A grant from the Lilly Endowment provides tuition, books and living allowance for on-campus blocks. The dioceses are responsible for the travel expenses to and from Newman Theological College. They are also asked to provide a mentor and lay support group for each candidate.
To launch the program, a symposium was held in Edmonton at the end of February, 2000 with representatives from all 18 dioceses participating. (All of the participants had been asked to read Lay Ecclesial Ministry: the State of the Questions as preparation.) Dr. Leonard Doohan of Gonzaga University in Spokane gave the keynote address, citing some of the research done for the NCCB Subcommittee Prince George Bishop Gerald Wiesner, omi, president of the Canadian Conference of Catholic Bishops, spoke on the interrelationship and interdependence of the priesthood of the baptized and of the ordained. He also highlighted the role of women in lay ministry and the need to assure their place and presence in the future vision of church leadership. The flourishing of lay ministry was seen as essential to the healthy survival of the future church.

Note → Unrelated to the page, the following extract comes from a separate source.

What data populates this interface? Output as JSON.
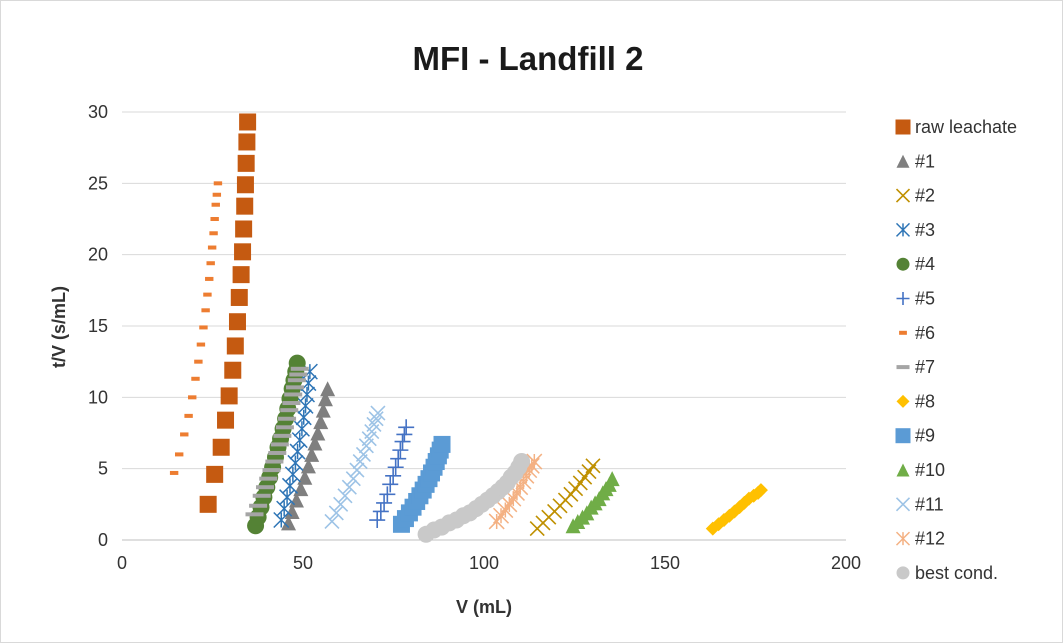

Edmonton Archbishop Thomas Collins spoke on the scriptural basis for lay ministry, pointing out that the experience of church leadership in the New Testament era was quite different from our contemporary situation, but that the motives for ministry can be measured against the biblical understanding of discipleship.
The symposium concluded with a panel discussion of lay ministers from British Columbia, Alberta, Saskatchewan and the North. The panel focused on the various roles and functions being carried out by laity in the Church and the importance of preparation for that ministry.
One of the goals for the pilot project is that it will raise awareness among bishops, clergy, and laity about the value of professionally prepared lay men and women working in the Church of the twenty-first century.